Renault said on Thursday its first-half profit rose sharply as a European market recovery and currency windfall overcame pricing setbacks for older models, driving margins to a 10-year high.
The tailwinds helped Renault lift group operating profit by almost a half to 1.07 billion euros ($1.17 billion), or 4.8 percent of sales.
"This is our best margin performance since 2005," Chief Financial Officer Dominique Thormann told reporters and analysts at Renault's Boulogne-Billancourt headquarters west of Paris.
"The group is on track to reach its operating margin target - probably sooner than planned."
Under Chief Executive Carlos Ghosn, Renault is stepping up productivity and technology sharing with 43.4 percent-owned Nissan, Daimler and other partners in pursuit of a 5 percent operating margin in 2017.
Growing business with the two affiliates accounted for about half of the group's 12 percent revenue gain - to 22.2 billion euros - as Renault sites began production of the Rogue sport utility vehicle for Nissan and Smart minis for Daimler.
Renault said currency effects contributed 1.2 percentage points of the revenue increase, as overseas earnings were translated into a weaker euro. Sales in Europe were meanwhile lifted by a stronger than forecast recovery, Ghosn said.

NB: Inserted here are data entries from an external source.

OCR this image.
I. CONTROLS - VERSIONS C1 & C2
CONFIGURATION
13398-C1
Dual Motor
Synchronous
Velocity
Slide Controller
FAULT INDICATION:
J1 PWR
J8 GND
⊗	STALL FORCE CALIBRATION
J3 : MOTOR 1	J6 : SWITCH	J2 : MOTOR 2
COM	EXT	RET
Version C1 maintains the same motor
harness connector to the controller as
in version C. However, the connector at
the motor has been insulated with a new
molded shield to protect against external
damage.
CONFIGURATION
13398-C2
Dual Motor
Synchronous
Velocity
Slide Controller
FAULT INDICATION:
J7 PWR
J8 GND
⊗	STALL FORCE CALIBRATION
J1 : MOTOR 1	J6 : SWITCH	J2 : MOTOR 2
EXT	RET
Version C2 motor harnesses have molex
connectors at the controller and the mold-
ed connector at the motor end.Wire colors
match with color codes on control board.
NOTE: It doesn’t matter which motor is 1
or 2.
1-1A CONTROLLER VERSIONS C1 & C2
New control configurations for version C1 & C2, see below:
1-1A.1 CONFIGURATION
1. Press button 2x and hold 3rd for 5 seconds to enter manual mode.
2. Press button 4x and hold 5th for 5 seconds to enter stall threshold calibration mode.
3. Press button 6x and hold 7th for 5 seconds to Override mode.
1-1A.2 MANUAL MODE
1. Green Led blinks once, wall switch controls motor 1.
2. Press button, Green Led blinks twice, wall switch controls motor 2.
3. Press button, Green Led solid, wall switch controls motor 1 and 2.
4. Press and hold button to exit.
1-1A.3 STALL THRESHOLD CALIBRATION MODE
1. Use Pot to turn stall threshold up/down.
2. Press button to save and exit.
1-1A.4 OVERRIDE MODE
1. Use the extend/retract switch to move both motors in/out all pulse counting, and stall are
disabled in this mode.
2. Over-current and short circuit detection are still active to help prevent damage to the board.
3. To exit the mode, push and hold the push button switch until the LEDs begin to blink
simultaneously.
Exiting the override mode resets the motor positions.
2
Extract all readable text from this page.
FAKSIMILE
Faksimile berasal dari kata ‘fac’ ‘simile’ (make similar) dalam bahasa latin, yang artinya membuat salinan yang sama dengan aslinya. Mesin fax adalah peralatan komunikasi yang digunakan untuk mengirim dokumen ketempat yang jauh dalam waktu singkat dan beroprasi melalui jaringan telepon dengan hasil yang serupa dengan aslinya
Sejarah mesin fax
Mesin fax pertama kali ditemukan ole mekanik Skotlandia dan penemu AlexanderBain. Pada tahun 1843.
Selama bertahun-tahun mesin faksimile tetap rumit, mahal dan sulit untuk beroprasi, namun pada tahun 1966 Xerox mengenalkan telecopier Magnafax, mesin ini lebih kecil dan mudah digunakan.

Core manufacturing earnings jumped 89 percent to 656 million euros, lifting the auto division margin to 3.1 percent from 1.9 percent. Bottom-line net income surged 86 percent to 1.4 billion euros.
Renault's profit rose in spite of a negative pricing impact of 283 million euros, the company said.
The earnings hit reflected discounts and special offers to shift older models such as the Megane compact, Scenic minivan and even the three-year-old Clio mini - as well as mounting costs arising from tighter Euro 6 engine standards.
Overall pricing should bounce back with the coming Megane and Scenic updates, as well as rising sales of the Kadjar compact SUV launched this year, Renault said.
Renault's product offensive also led to a 396 million euro increase in working capital, which includes vehicle inventories, turning automotive free cash flow to a negative 95 million euros for the first half.